When using direct raw Promise API calls, there can be a strong argument made that attempting to optimise this behaviour without potentially altering execution behaviour can be extraordinarily hard to implement. But when we use the async/await syntax without even using the term Promise, our functions are now written in such a way you can make some pretty easy performance guaranteed optimisations.

The fact that simply #altering the wrapper call creates an almost 1.9x boost in performance should be horrifying for anyone who has used a compiled language. It's a simple function call redirection and can be easily optimised out of existence in most cases.

We don't need to wait for the browsers to implement these optimisations, tools such as Typescript already offer transpiling to older ES version, clearly showing the compiler infrastructure has a deep understanding of the behaviour of the language. For a long time people have been saying that Typescript doesn't need to optimise your Javascript, since V8 already does such a good job, however that clearly isn't the case with this new async syntax - and with a little bit of static analysis an inlining alone Javascript can become way more performant.

Take Away

Currently in V8's implementation of Javascript, async is just an abstraction of Promises, and Promises are just an abstraction of callbacks, and V8 doesn't appear to use the added information that an async function provides over a traditional callback to make any sort of optimisations.
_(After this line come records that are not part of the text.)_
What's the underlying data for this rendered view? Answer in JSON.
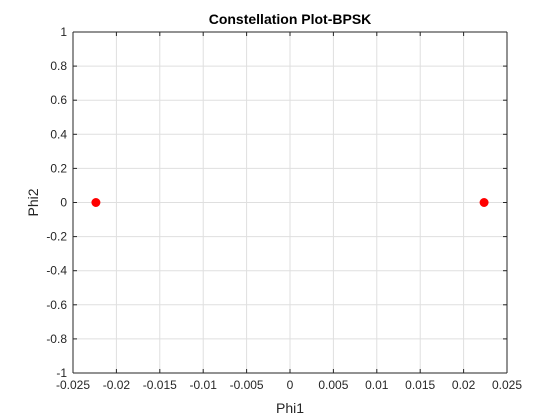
{
  "chart_data": {
    "type": "scatter",
    "title": "Constellation Plot-BPSK",
    "xlabel": "Phi1",
    "ylabel": "Phi2",
    "xlim": [
      -0.025,
      0.025
    ],
    "ylim": [
      -1,
      1
    ],
    "grid": true,
    "x_ticks": [
      -0.025,
      -0.02,
      -0.015,
      -0.01,
      -0.005,
      0,
      0.005,
      0.01,
      0.015,
      0.02,
      0.025
    ],
    "x_tick_labels": [
      "-0.025",
      "-0.02",
      "-0.015",
      "-0.01",
      "-0.005",
      "0",
      "0.005",
      "0.01",
      "0.015",
      "0.02",
      "0.025"
    ],
    "y_ticks": [
      -1,
      -0.8,
      -0.6,
      -0.4,
      -0.2,
      0,
      0.2,
      0.4,
      0.6,
      0.8,
      1
    ],
    "y_tick_labels": [
      "-1",
      "-0.8",
      "-0.6",
      "-0.4",
      "-0.2",
      "0",
      "0.2",
      "0.4",
      "0.6",
      "0.8",
      "1"
    ],
    "series": [
      {
        "color": "#ff0000",
        "marker": "circle",
        "points": [
          {
            "x": -0.02236,
            "y": 0
          },
          {
            "x": 0.02236,
            "y": 0
          }
        ]
      }
    ]
  }
}
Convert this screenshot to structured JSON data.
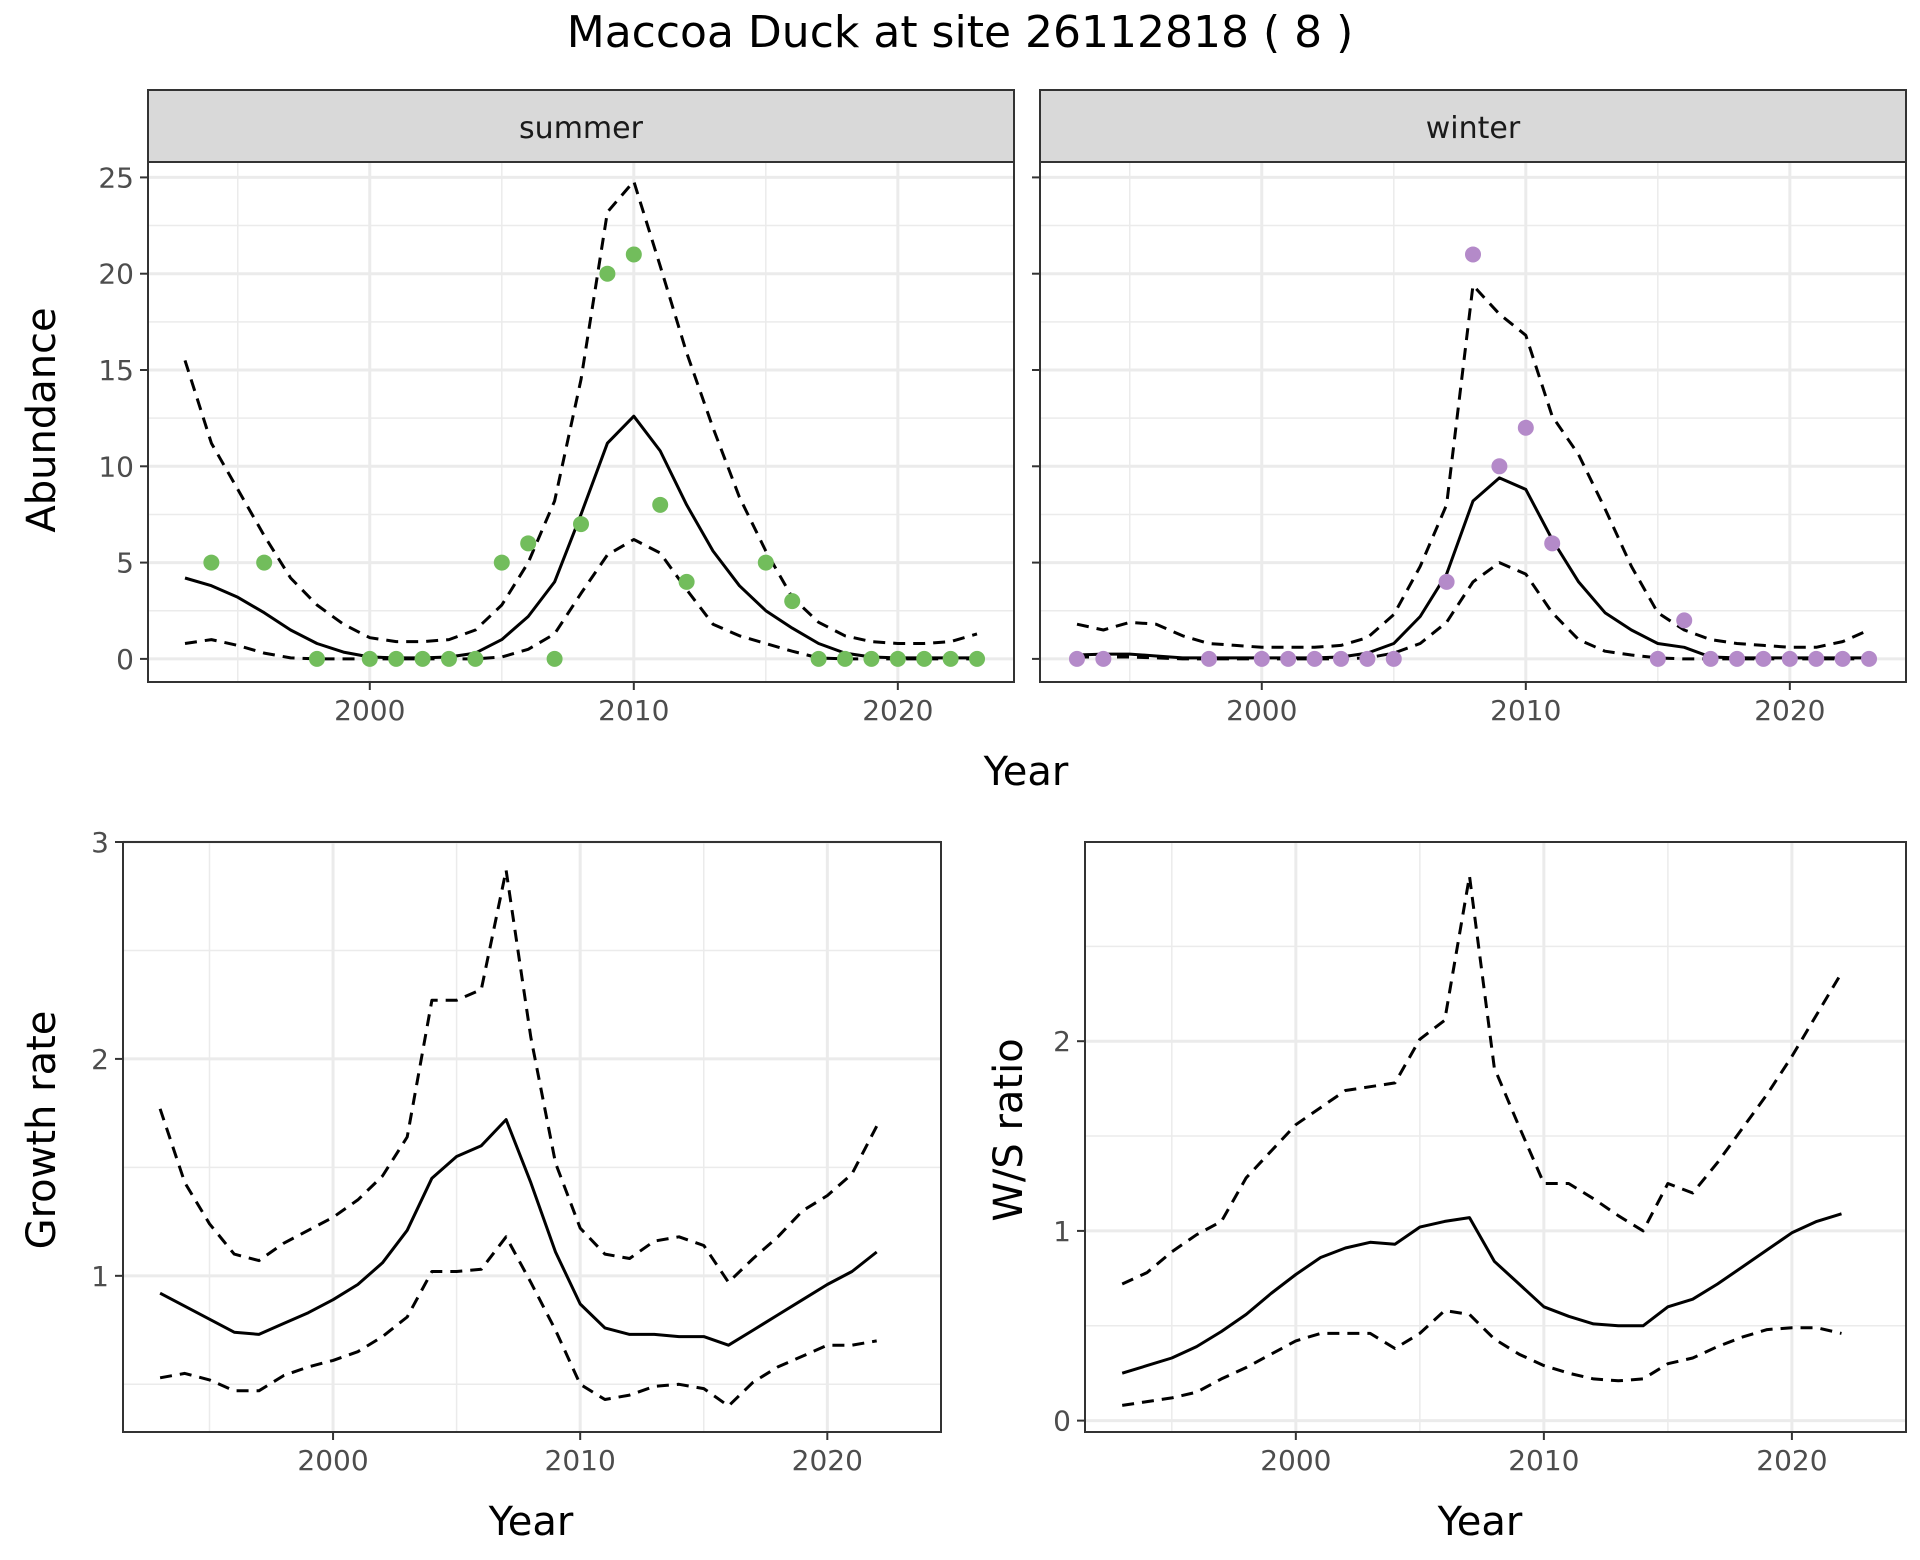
{
  "title": "Maccoa Duck at site 26112818 ( 8 )",
  "colors": {
    "summer_points": "#72bd5c",
    "winter_points": "#b48ac9",
    "lines": "#000000",
    "strip_bg": "#d9d9d9",
    "grid": "#ebebeb"
  },
  "chart_data": [
    {
      "type": "line",
      "panel": "summer",
      "xlabel": "Year",
      "ylabel": "Abundance",
      "xlim": [
        1991.6,
        2024.4
      ],
      "ylim": [
        -1.2,
        25.8
      ],
      "xticks": [
        2000,
        2010,
        2020
      ],
      "yticks": [
        0,
        5,
        10,
        15,
        20,
        25
      ],
      "x": [
        1993,
        1994,
        1995,
        1996,
        1997,
        1998,
        1999,
        2000,
        2001,
        2002,
        2003,
        2004,
        2005,
        2006,
        2007,
        2008,
        2009,
        2010,
        2011,
        2012,
        2013,
        2014,
        2015,
        2016,
        2017,
        2018,
        2019,
        2020,
        2021,
        2022,
        2023
      ],
      "series": [
        {
          "role": "fit",
          "dash": "solid",
          "values": [
            4.2,
            3.8,
            3.2,
            2.4,
            1.5,
            0.8,
            0.35,
            0.1,
            0.05,
            0.05,
            0.1,
            0.3,
            1.0,
            2.2,
            4.0,
            7.5,
            11.2,
            12.6,
            10.8,
            8.0,
            5.6,
            3.8,
            2.5,
            1.6,
            0.8,
            0.3,
            0.1,
            0.05,
            0.05,
            0.05,
            0.05
          ]
        },
        {
          "role": "upper",
          "dash": "dashed",
          "values": [
            15.5,
            11.2,
            8.8,
            6.4,
            4.2,
            2.8,
            1.8,
            1.1,
            0.9,
            0.9,
            1.0,
            1.5,
            2.8,
            5.0,
            8.2,
            14.5,
            23.2,
            24.8,
            20.4,
            15.9,
            12.0,
            8.4,
            5.6,
            3.2,
            1.9,
            1.2,
            0.9,
            0.8,
            0.8,
            0.9,
            1.3
          ]
        },
        {
          "role": "lower",
          "dash": "dashed",
          "values": [
            0.8,
            1.0,
            0.7,
            0.3,
            0.05,
            0.0,
            0.0,
            0.0,
            0.0,
            0.0,
            0.0,
            0.0,
            0.1,
            0.5,
            1.3,
            3.4,
            5.4,
            6.2,
            5.5,
            3.6,
            1.8,
            1.2,
            0.8,
            0.4,
            0.05,
            0.0,
            0.0,
            0.0,
            0.0,
            0.0,
            0.0
          ]
        }
      ],
      "points": {
        "x": [
          1994,
          1996,
          1998,
          2000,
          2001,
          2002,
          2003,
          2004,
          2005,
          2006,
          2007,
          2008,
          2009,
          2010,
          2011,
          2012,
          2015,
          2016,
          2017,
          2018,
          2019,
          2020,
          2021,
          2022,
          2023
        ],
        "y": [
          5,
          5,
          0,
          0,
          0,
          0,
          0,
          0,
          5,
          6,
          0,
          7,
          20,
          21,
          8,
          4,
          5,
          3,
          0,
          0,
          0,
          0,
          0,
          0,
          0
        ]
      }
    },
    {
      "type": "line",
      "panel": "winter",
      "xlabel": "Year",
      "ylabel": "Abundance",
      "xlim": [
        1991.6,
        2024.4
      ],
      "ylim": [
        -1.2,
        25.8
      ],
      "xticks": [
        2000,
        2010,
        2020
      ],
      "yticks": [
        0,
        5,
        10,
        15,
        20,
        25
      ],
      "x": [
        1993,
        1994,
        1995,
        1996,
        1997,
        1998,
        1999,
        2000,
        2001,
        2002,
        2003,
        2004,
        2005,
        2006,
        2007,
        2008,
        2009,
        2010,
        2011,
        2012,
        2013,
        2014,
        2015,
        2016,
        2017,
        2018,
        2019,
        2020,
        2021,
        2022,
        2023
      ],
      "series": [
        {
          "role": "fit",
          "dash": "solid",
          "values": [
            0.2,
            0.25,
            0.25,
            0.15,
            0.05,
            0.05,
            0.05,
            0.05,
            0.05,
            0.05,
            0.1,
            0.3,
            0.8,
            2.2,
            4.4,
            8.2,
            9.4,
            8.8,
            6.2,
            4.0,
            2.4,
            1.5,
            0.8,
            0.6,
            0.1,
            0.05,
            0.05,
            0.05,
            0.05,
            0.05,
            0.05
          ]
        },
        {
          "role": "upper",
          "dash": "dashed",
          "values": [
            1.8,
            1.5,
            1.9,
            1.8,
            1.2,
            0.8,
            0.7,
            0.6,
            0.6,
            0.6,
            0.7,
            1.1,
            2.3,
            4.8,
            8.0,
            19.4,
            17.9,
            16.8,
            12.6,
            10.6,
            7.8,
            4.8,
            2.4,
            1.5,
            1.0,
            0.8,
            0.7,
            0.6,
            0.6,
            0.9,
            1.5
          ]
        },
        {
          "role": "lower",
          "dash": "dashed",
          "values": [
            0.1,
            0.1,
            0.1,
            0.05,
            0.0,
            0.0,
            0.0,
            0.0,
            0.0,
            0.0,
            0.0,
            0.05,
            0.3,
            0.8,
            1.9,
            4.0,
            5.0,
            4.4,
            2.4,
            1.0,
            0.4,
            0.2,
            0.05,
            0.0,
            0.0,
            0.0,
            0.0,
            0.0,
            0.0,
            0.0,
            0.0
          ]
        }
      ],
      "points": {
        "x": [
          1993,
          1994,
          1998,
          2000,
          2001,
          2002,
          2003,
          2004,
          2005,
          2007,
          2008,
          2009,
          2010,
          2011,
          2015,
          2016,
          2017,
          2018,
          2019,
          2020,
          2021,
          2022,
          2023
        ],
        "y": [
          0,
          0,
          0,
          0,
          0,
          0,
          0,
          0,
          0,
          4,
          21,
          10,
          12,
          6,
          0,
          2,
          0,
          0,
          0,
          0,
          0,
          0,
          0
        ]
      }
    },
    {
      "type": "line",
      "panel": "growth",
      "xlabel": "Year",
      "ylabel": "Growth rate",
      "xlim": [
        1991.5,
        2024.6
      ],
      "ylim": [
        0.28,
        3.0
      ],
      "xticks": [
        2000,
        2010,
        2020
      ],
      "yticks": [
        1,
        2,
        3
      ],
      "x": [
        1993,
        1994,
        1995,
        1996,
        1997,
        1998,
        1999,
        2000,
        2001,
        2002,
        2003,
        2004,
        2005,
        2006,
        2007,
        2008,
        2009,
        2010,
        2011,
        2012,
        2013,
        2014,
        2015,
        2016,
        2017,
        2018,
        2019,
        2020,
        2021,
        2022
      ],
      "series": [
        {
          "role": "fit",
          "dash": "solid",
          "values": [
            0.92,
            0.86,
            0.8,
            0.74,
            0.73,
            0.78,
            0.83,
            0.89,
            0.96,
            1.06,
            1.21,
            1.45,
            1.55,
            1.6,
            1.72,
            1.43,
            1.11,
            0.87,
            0.76,
            0.73,
            0.73,
            0.72,
            0.72,
            0.68,
            0.75,
            0.82,
            0.89,
            0.96,
            1.02,
            1.11
          ]
        },
        {
          "role": "upper",
          "dash": "dashed",
          "values": [
            1.77,
            1.43,
            1.24,
            1.1,
            1.07,
            1.15,
            1.21,
            1.27,
            1.35,
            1.46,
            1.64,
            2.27,
            2.27,
            2.32,
            2.87,
            2.1,
            1.52,
            1.22,
            1.1,
            1.08,
            1.16,
            1.18,
            1.14,
            0.97,
            1.08,
            1.18,
            1.3,
            1.37,
            1.47,
            1.69
          ]
        },
        {
          "role": "lower",
          "dash": "dashed",
          "values": [
            0.53,
            0.55,
            0.52,
            0.47,
            0.47,
            0.54,
            0.58,
            0.61,
            0.65,
            0.72,
            0.81,
            1.02,
            1.02,
            1.03,
            1.18,
            0.97,
            0.75,
            0.5,
            0.43,
            0.45,
            0.49,
            0.5,
            0.48,
            0.4,
            0.51,
            0.58,
            0.63,
            0.68,
            0.68,
            0.7
          ]
        }
      ]
    },
    {
      "type": "line",
      "panel": "ratio",
      "xlabel": "Year",
      "ylabel": "W/S ratio",
      "xlim": [
        1991.5,
        2024.6
      ],
      "ylim": [
        -0.06,
        3.05
      ],
      "xticks": [
        2000,
        2010,
        2020
      ],
      "yticks": [
        0,
        1,
        2
      ],
      "x": [
        1993,
        1994,
        1995,
        1996,
        1997,
        1998,
        1999,
        2000,
        2001,
        2002,
        2003,
        2004,
        2005,
        2006,
        2007,
        2008,
        2009,
        2010,
        2011,
        2012,
        2013,
        2014,
        2015,
        2016,
        2017,
        2018,
        2019,
        2020,
        2021,
        2022
      ],
      "series": [
        {
          "role": "fit",
          "dash": "solid",
          "values": [
            0.25,
            0.29,
            0.33,
            0.39,
            0.47,
            0.56,
            0.67,
            0.77,
            0.86,
            0.91,
            0.94,
            0.93,
            1.02,
            1.05,
            1.07,
            0.84,
            0.72,
            0.6,
            0.55,
            0.51,
            0.5,
            0.5,
            0.6,
            0.64,
            0.72,
            0.81,
            0.9,
            0.99,
            1.05,
            1.09
          ]
        },
        {
          "role": "upper",
          "dash": "dashed",
          "values": [
            0.72,
            0.78,
            0.89,
            0.98,
            1.05,
            1.28,
            1.42,
            1.56,
            1.65,
            1.74,
            1.76,
            1.78,
            2.01,
            2.11,
            2.87,
            1.86,
            1.55,
            1.25,
            1.25,
            1.17,
            1.08,
            1.0,
            1.25,
            1.2,
            1.36,
            1.54,
            1.72,
            1.92,
            2.14,
            2.36
          ]
        },
        {
          "role": "lower",
          "dash": "dashed",
          "values": [
            0.08,
            0.1,
            0.12,
            0.15,
            0.22,
            0.28,
            0.35,
            0.42,
            0.46,
            0.46,
            0.46,
            0.38,
            0.46,
            0.58,
            0.56,
            0.43,
            0.35,
            0.29,
            0.25,
            0.22,
            0.21,
            0.22,
            0.3,
            0.33,
            0.39,
            0.44,
            0.48,
            0.49,
            0.49,
            0.46
          ]
        }
      ]
    }
  ]
}
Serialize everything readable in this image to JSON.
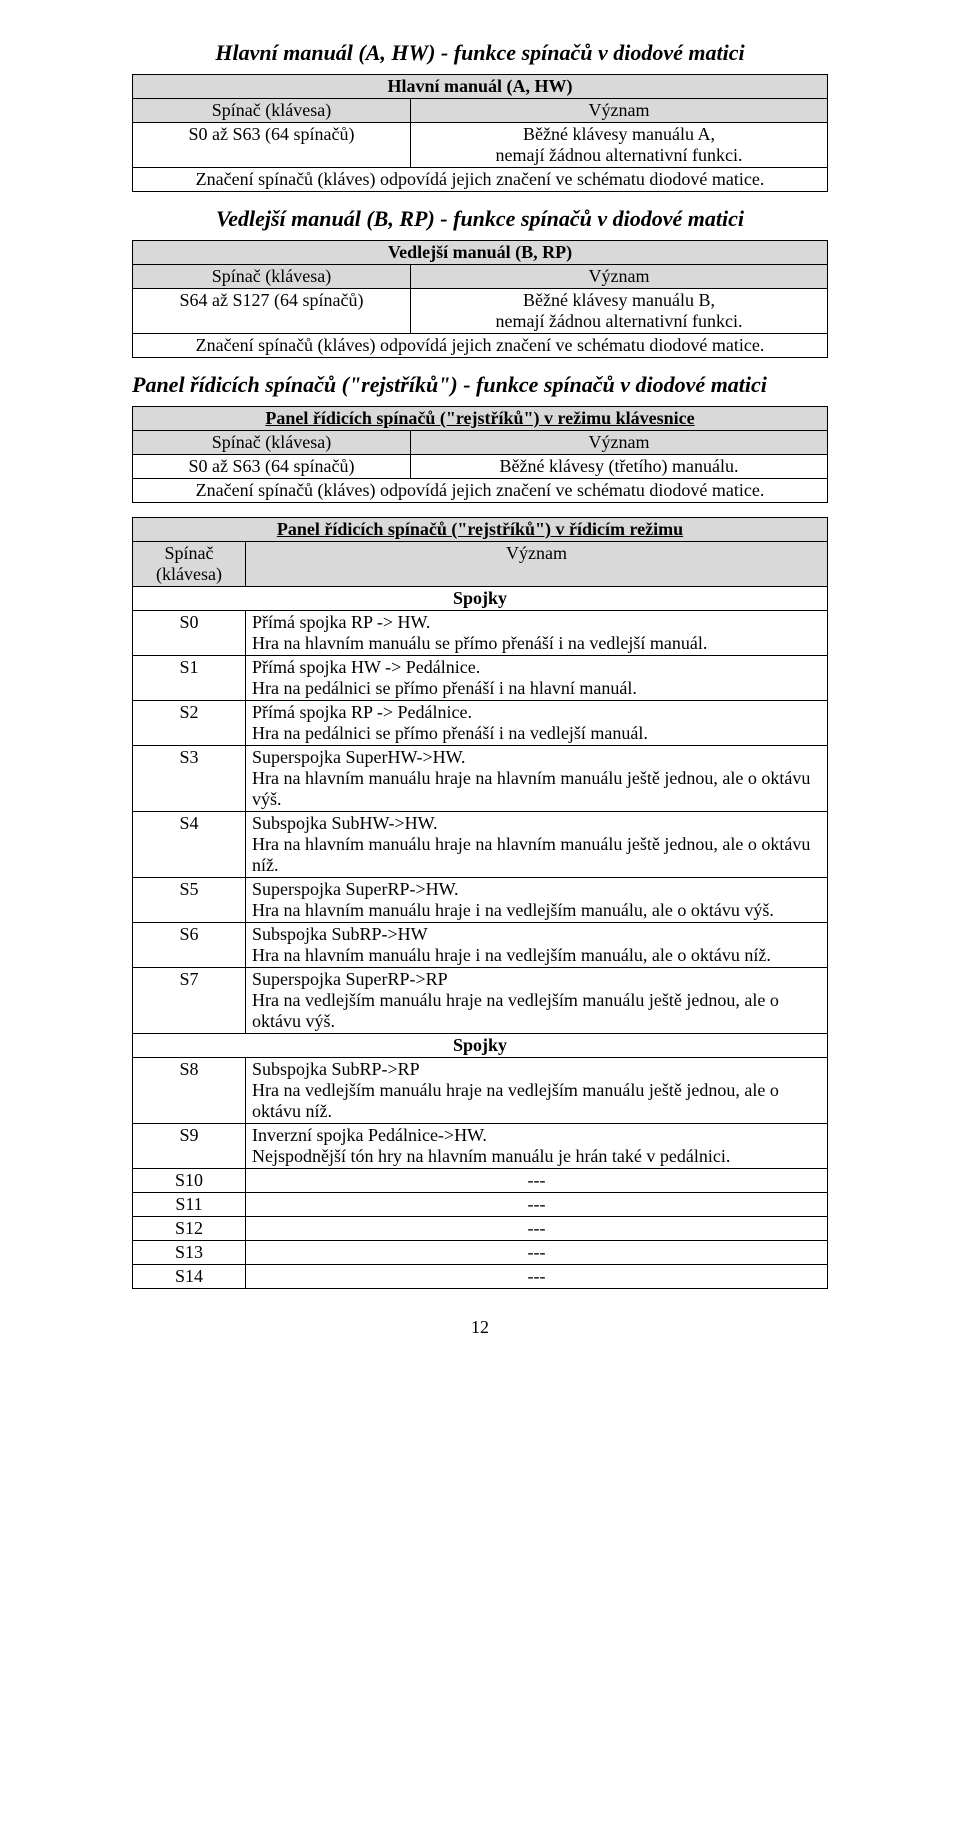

While the majority of active async Javascript code is probably IO bounded instead of CPU, this likely won't affect the majority of Javascript code. However your code can still potentially be limited by these performance characteristics even if you're not the one doing the heavy CPU load. Potentially based on how you to interface with a given library could give you massively different performance characteristics depending no if you're using non-synchronous code or not, and the problem can be exacerbated depending on the implementation details of the library.

What you can do now

  1. As a general rule, try and avoid async when possible - and no callbacks are not the solution, because it has the same performance impact.
  2. When possible instead of creating a new Promise bounded by another - attempt to merge them into a single Promise when possible.